The 1940s to 1960s were doomsday years for the tiger. World War II created heavy pressure on the forests and apart from stripping them of timber, the contractors stripped them of tigers and other wildlife too. Then came Independence, and the heady years after, where everyone really went ballistic and massacred tigers (and other wildlife) on a scale that, as George Schaller writes, only matched the great bison hunts in America. Also, forests were cleared for agriculture ("crop protection" guns distributed like ladoos) and the resettlement of refugees from Pakistan. The elite, guided and encouraged by shikar companies, roared into the jungles from all over the world, to shoot tigers with powerful rifles from the safety of their jeeps.

The carnage brought horror and revulsion and a flurry of conservation-based writing in the 1960s and 1970s. Richard Perry felt that by the early 1960s only 4,000 tigers were left in India, and E. P. Gee brought out his book The Wildlife of India in 1964, which gave conservation the public attention it deserved. George Schaller began a scientific study of tigers in Kanha, which resulted in his classic The Deer and The Tiger, the introduction and conclusions of which form the finest pieces in this book. Eventually, the matter was considered serious enough to warrant a ban on tiger shooting and later, the framing of the Wildlife (Protection) Act. Guy Mountfort writes about the launching of the famous Project Tiger in the early 1970s (as does M. Krishnan); Billy Arjan Singh on maintaining the sanctity of our protected areas, Kailash Sankhala on the horrific skin trade, and S. P. Shahi on the battle to save wildlife in wilder Bihar. Ullas Karanth pleads that at least one per cent of India's land area be completely dedicated to tigers and wildlife. Most of the pieces are extracts from books or papers written and presented by these people, but blend together well here to match the theme of the book.

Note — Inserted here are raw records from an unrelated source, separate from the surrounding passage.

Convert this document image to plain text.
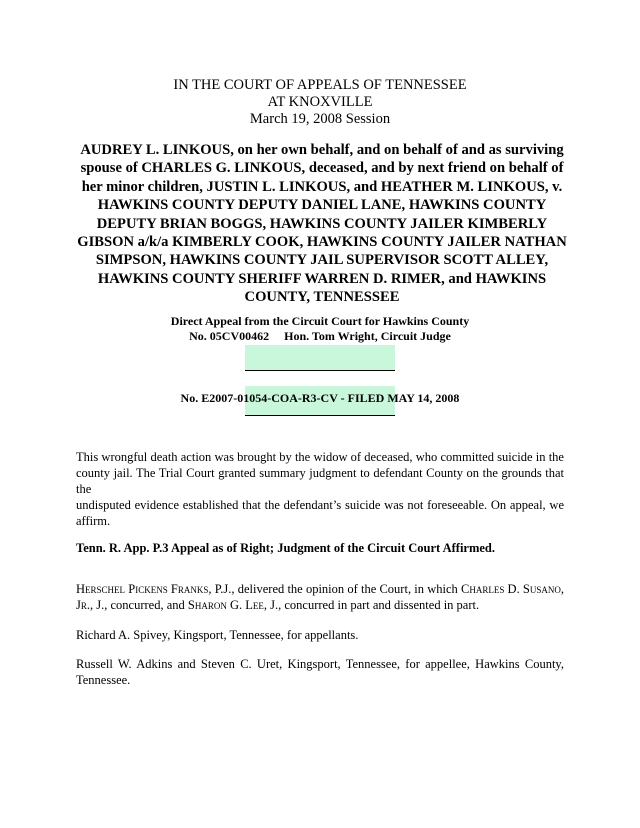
IN THE COURT OF APPEALS OF TENNESSEE
AT KNOXVILLE
March 19, 2008 Session
AUDREY L. LINKOUS, on her own behalf, and on behalf of and as surviving spouse of CHARLES G. LINKOUS, deceased, and by next friend on behalf of her minor children, JUSTIN L. LINKOUS, and HEATHER M. LINKOUS, v. HAWKINS COUNTY DEPUTY DANIEL LANE, HAWKINS COUNTY DEPUTY BRIAN BOGGS, HAWKINS COUNTY JAILER KIMBERLY GIBSON a/k/a KIMBERLY COOK, HAWKINS COUNTY JAILER NATHAN SIMPSON, HAWKINS COUNTY JAIL SUPERVISOR SCOTT ALLEY, HAWKINS COUNTY SHERIFF WARREN D. RIMER, and HAWKINS COUNTY, TENNESSEE
Direct Appeal from the Circuit Court for Hawkins County
No. 05CV00462 Hon. Tom Wright, Circuit Judge
No. E2007-01054-COA-R3-CV - FILED MAY 14, 2008
This wrongful death action was brought by the widow of deceased, who committed suicide in the
county jail. The Trial Court granted summary judgment to defendant County on the grounds that the
undisputed evidence established that the defendant’s suicide was not foreseeable. On appeal, we
affirm.
Tenn. R. App. P.3 Appeal as of Right; Judgment of the Circuit Court Affirmed.
Herschel Pickens Franks, P.J., delivered the opinion of the Court, in which Charles D. Susano, Jr., J., concurred, and Sharon G. Lee, J., concurred in part and dissented in part.
Richard A. Spivey, Kingsport, Tennessee, for appellants.
Russell W. Adkins and Steven C. Uret, Kingsport, Tennessee, for appellee, Hawkins County,
Tennessee.
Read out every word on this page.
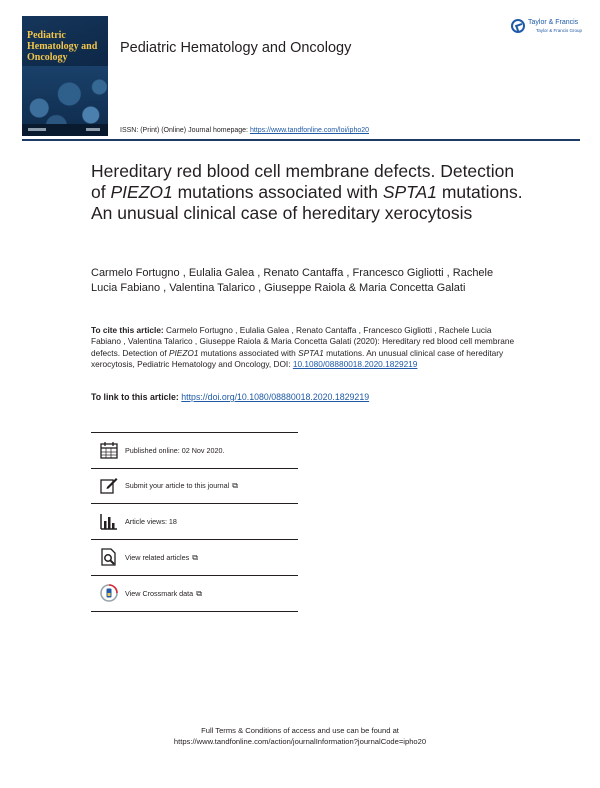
Pediatric Hematology and Oncology
Pediatric Hematology and Oncology
Taylor & Francis
Taylor & Francis Group
ISSN: (Print) (Online) Journal homepage: https://www.tandfonline.com/loi/ipho20
Hereditary red blood cell membrane defects. Detection of PIEZO1 mutations associated with SPTA1 mutations. An unusual clinical case of hereditary xerocytosis
Carmelo Fortugno , Eulalia Galea , Renato Cantaffa , Francesco Gigliotti , Rachele Lucia Fabiano , Valentina Talarico , Giuseppe Raiola & Maria Concetta Galati
To cite this article: Carmelo Fortugno , Eulalia Galea , Renato Cantaffa , Francesco Gigliotti , Rachele Lucia Fabiano , Valentina Talarico , Giuseppe Raiola & Maria Concetta Galati (2020): Hereditary red blood cell membrane defects. Detection of PIEZO1 mutations associated with SPTA1 mutations. An unusual clinical case of hereditary xerocytosis, Pediatric Hematology and Oncology, DOI: 10.1080/08880018.2020.1829219
To link to this article: https://doi.org/10.1080/08880018.2020.1829219
Published online: 02 Nov 2020.
Submit your article to this journal ⧉
Article views: 18
View related articles ⧉
View Crossmark data ⧉
Full Terms & Conditions of access and use can be found at
https://www.tandfonline.com/action/journalInformation?journalCode=ipho20
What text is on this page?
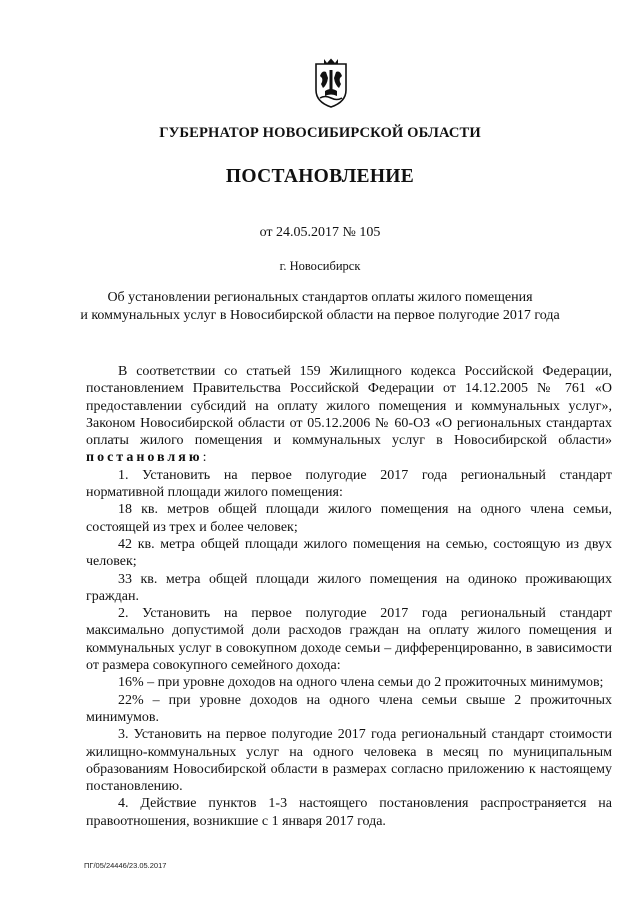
ГУБЕРНАТОР НОВОСИБИРСКОЙ ОБЛАСТИ
ПОСТАНОВЛЕНИЕ
от 24.05.2017 № 105
г. Новосибирск
Об установлении региональных стандартов оплаты жилого помещения
и коммунальных услуг в Новосибирской области на первое полугодие 2017 года

В соответствии со статьей 159 Жилищного кодекса Российской Федерации, постановлением Правительства Российской Федерации от 14.12.2005 № 761 «О предоставлении субсидий на оплату жилого помещения и коммунальных услуг», Законом Новосибирской области от 05.12.2006 № 60-ОЗ «О региональных стандартах оплаты жилого помещения и коммунальных услуг в Новосибирской области» постановляю:

1. Установить на первое полугодие 2017 года региональный стандарт нормативной площади жилого помещения:

18 кв. метров общей площади жилого помещения на одного члена семьи, состоящей из трех и более человек;

42 кв. метра общей площади жилого помещения на семью, состоящую из двух человек;

33 кв. метра общей площади жилого помещения на одиноко проживающих граждан.

2. Установить на первое полугодие 2017 года региональный стандарт максимально допустимой доли расходов граждан на оплату жилого помещения и коммунальных услуг в совокупном доходе семьи – дифференцированно, в зависимости от размера совокупного семейного дохода:

16% – при уровне доходов на одного члена семьи до 2 прожиточных минимумов;

22% – при уровне доходов на одного члена семьи свыше 2 прожиточных минимумов.

3. Установить на первое полугодие 2017 года региональный стандарт стоимости жилищно-коммунальных услуг на одного человека в месяц по муниципальным образованиям Новосибирской области в размерах согласно приложению к настоящему постановлению.

4. Действие пунктов 1-3 настоящего постановления распространяется на правоотношения, возникшие с 1 января 2017 года.

ПГ/05/24446/23.05.2017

There are also contributions on the state of tiger conservation abroad: in Indo-China, in Java (where it is now extinct), in Central Asia and Siberia. In Roaring Back, Steve Galster and Karin Vaud Eliot write about Operation Amba - the scheme to save the Siberian tiger - from which we in India can surely learn many lessons.

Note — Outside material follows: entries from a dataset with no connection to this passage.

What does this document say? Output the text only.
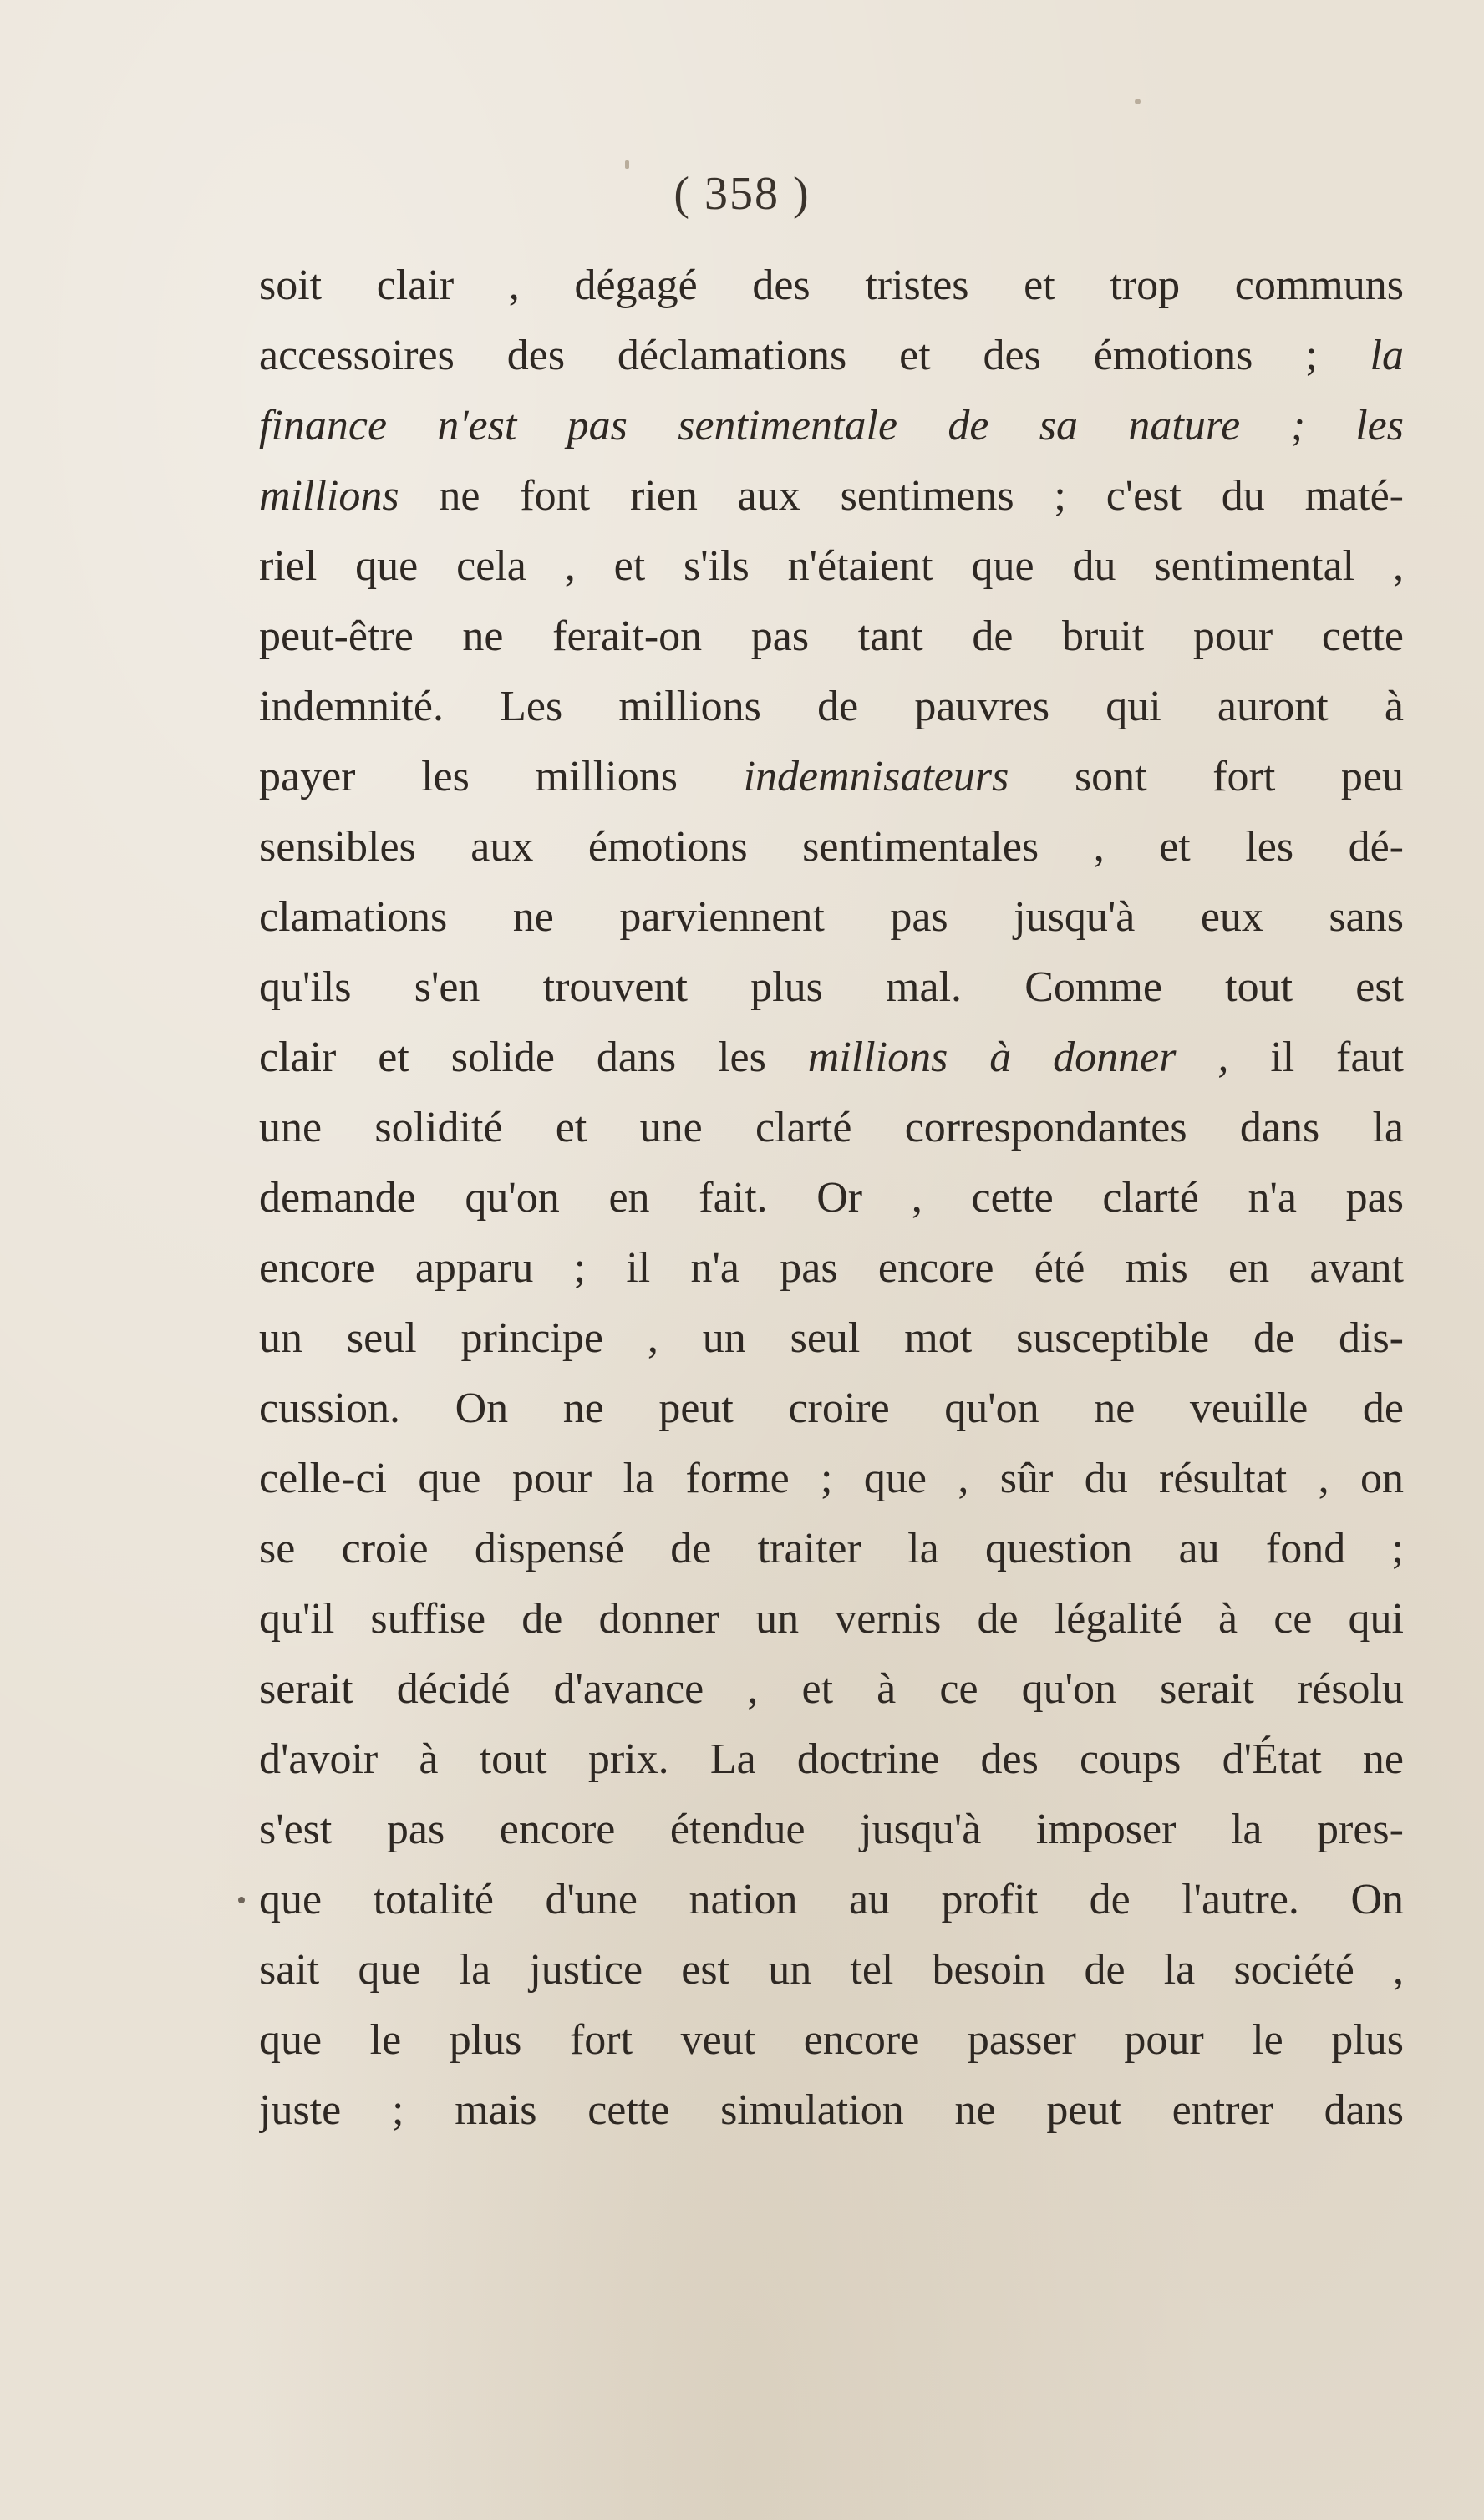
( 358 )
soit clair , dégagé des tristes et trop communs
accessoires des déclamations et des émotions ; la
finance n'est pas sentimentale de sa nature ; les
millions ne font rien aux sentimens ; c'est du maté-
riel que cela , et s'ils n'étaient que du sentimental ,
peut-être ne ferait-on pas tant de bruit pour cette
indemnité. Les millions de pauvres qui auront à
payer les millions indemnisateurs sont fort peu
sensibles aux émotions sentimentales , et les dé-
clamations ne parviennent pas jusqu'à eux sans
qu'ils s'en trouvent plus mal. Comme tout est
clair et solide dans les millions à donner , il faut
une solidité et une clarté correspondantes dans la
demande qu'on en fait. Or , cette clarté n'a pas
encore apparu ; il n'a pas encore été mis en avant
un seul principe , un seul mot susceptible de dis-
cussion. On ne peut croire qu'on ne veuille de
celle-ci que pour la forme ; que , sûr du résultat , on
se croie dispensé de traiter la question au fond ;
qu'il suffise de donner un vernis de légalité à ce qui
serait décidé d'avance , et à ce qu'on serait résolu
d'avoir à tout prix. La doctrine des coups d'État ne
s'est pas encore étendue jusqu'à imposer la pres-
que totalité d'une nation au profit de l'autre. On
sait que la justice est un tel besoin de la société ,
que le plus fort veut encore passer pour le plus
juste ; mais cette simulation ne peut entrer dans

In India, with the success of our own Project Tiger, came complacency - and just how dangerous this complacency was came to light in the early 1990s, when news of tiger massacres from within protected areas (such as Thapar's beloved Ranthambor) came to light. It was Geoffrey Ward who blew the lid off this disaster-in-the-happening and the threat has still not abated. Tiger parts (and those of other big cats and animals) are still in great demand for traditional Chinese medicine: Valmik Thapar got a rude awakening to the year 2000 when news of a huge seizure of skins and bones reached him. "In over 25 years I have seen only 28 living leopards and here I was surrounded by 50 dead ones", he writes, putting matters into chilling perspective.

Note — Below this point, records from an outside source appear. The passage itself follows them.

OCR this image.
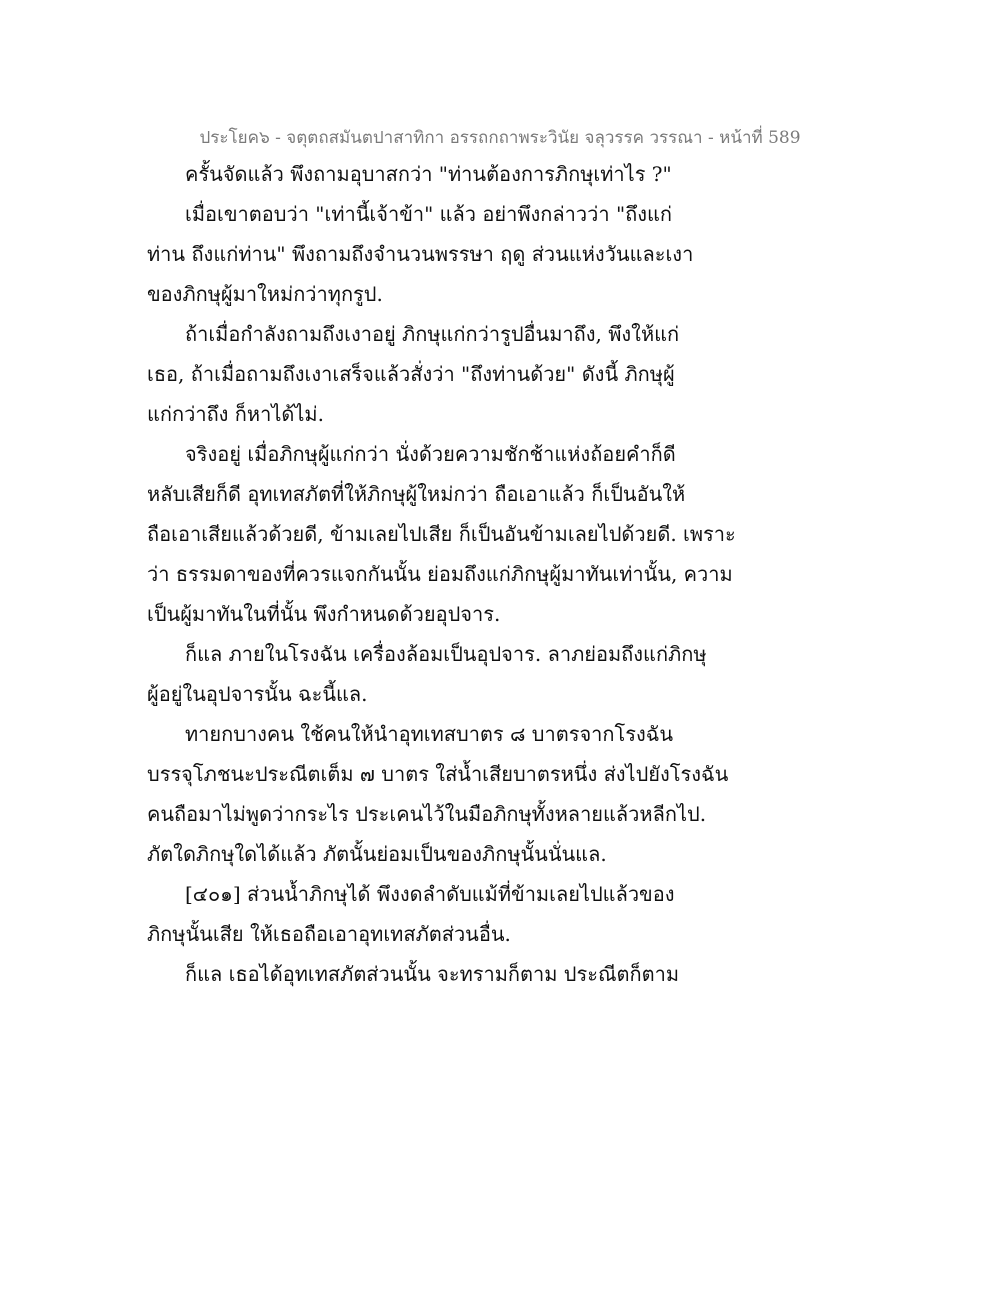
ประโยค๖ - จตุตถสมันตปาสาทิกา อรรถกถาพระวินัย จลุวรรค วรรณา - หน้าที่ 589
ครั้นจัดแล้ว พึงถามอุบาสกว่า "ท่านต้องการภิกษุเท่าไร ?"
เมื่อเขาตอบว่า "เท่านี้เจ้าข้า" แล้ว อย่าพึงกล่าวว่า "ถึงแก่
ท่าน ถึงแก่ท่าน" พึงถามถึงจำนวนพรรษา ฤดู ส่วนแห่งวันและเงา
ของภิกษุผู้มาใหม่กว่าทุกรูป.
ถ้าเมื่อกำลังถามถึงเงาอยู่ ภิกษุแก่กว่ารูปอื่นมาถึง, พึงให้แก่
เธอ, ถ้าเมื่อถามถึงเงาเสร็จแล้วสั่งว่า "ถึงท่านด้วย" ดังนี้ ภิกษุผู้
แก่กว่าถึง ก็หาได้ไม่.
จริงอยู่ เมื่อภิกษุผู้แก่กว่า นั่งด้วยความชักช้าแห่งถ้อยคำก็ดี
หลับเสียก็ดี อุทเทสภัตที่ให้ภิกษุผู้ใหม่กว่า ถือเอาแล้ว ก็เป็นอันให้
ถือเอาเสียแล้วด้วยดี, ข้ามเลยไปเสีย ก็เป็นอันข้ามเลยไปด้วยดี. เพราะ
ว่า ธรรมดาของที่ควรแจกกันนั้น ย่อมถึงแก่ภิกษุผู้มาทันเท่านั้น, ความ
เป็นผู้มาทันในที่นั้น พึงกำหนดด้วยอุปจาร.
ก็แล ภายในโรงฉัน เครื่องล้อมเป็นอุปจาร. ลาภย่อมถึงแก่ภิกษุ
ผู้อยู่ในอุปจารนั้น ฉะนี้แล.
ทายกบางคน ใช้คนให้นำอุทเทสบาตร ๘ บาตรจากโรงฉัน
บรรจุโภชนะประณีตเต็ม ๗ บาตร ใส่น้ำเสียบาตรหนึ่ง ส่งไปยังโรงฉัน
คนถือมาไม่พูดว่ากระไร ประเคนไว้ในมือภิกษุทั้งหลายแล้วหลีกไป.
ภัตใดภิกษุใดได้แล้ว ภัตนั้นย่อมเป็นของภิกษุนั้นนั่นแล.
[๔๐๑] ส่วนน้ำภิกษุได้ พึงงดลำดับแม้ที่ข้ามเลยไปแล้วของ
ภิกษุนั้นเสีย ให้เธอถือเอาอุทเทสภัตส่วนอื่น.
ก็แล เธอได้อุทเทสภัตส่วนนั้น จะทรามก็ตาม ประณีตก็ตาม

There are also new threats - those brought about by the era of so-called liberalisation, which is threatening tiger habitats as never before. The last piece in the book, The Future of the Tiger in the Twenty First Century by P. K. Sen (Director, Project Tiger) is a bitter and damning indictment of our diabolical treatment of, and attitude towards, this beautiful beast. There are less than 3,000 tigers left in the wild, says Sen, and today, "no one wants the tiger to survive, be it politician, bureaucrat, industrialist, human activist or villager". We can only hope that this is not true and that this book will not become an epitaph for that "large-hearted gentleman", but a catalyst for further positive action. For anyone willing to take up cudgels on the tiger's behalf, or merely wanting to learn about the bitter, desperate unfinished one hundred year old war, this book is not to be missed.

Saving Wild Tigers 1900-2000,

The Essential Writings, Edited by Valmik Thapar,

Permanent Black, Price not mentioned.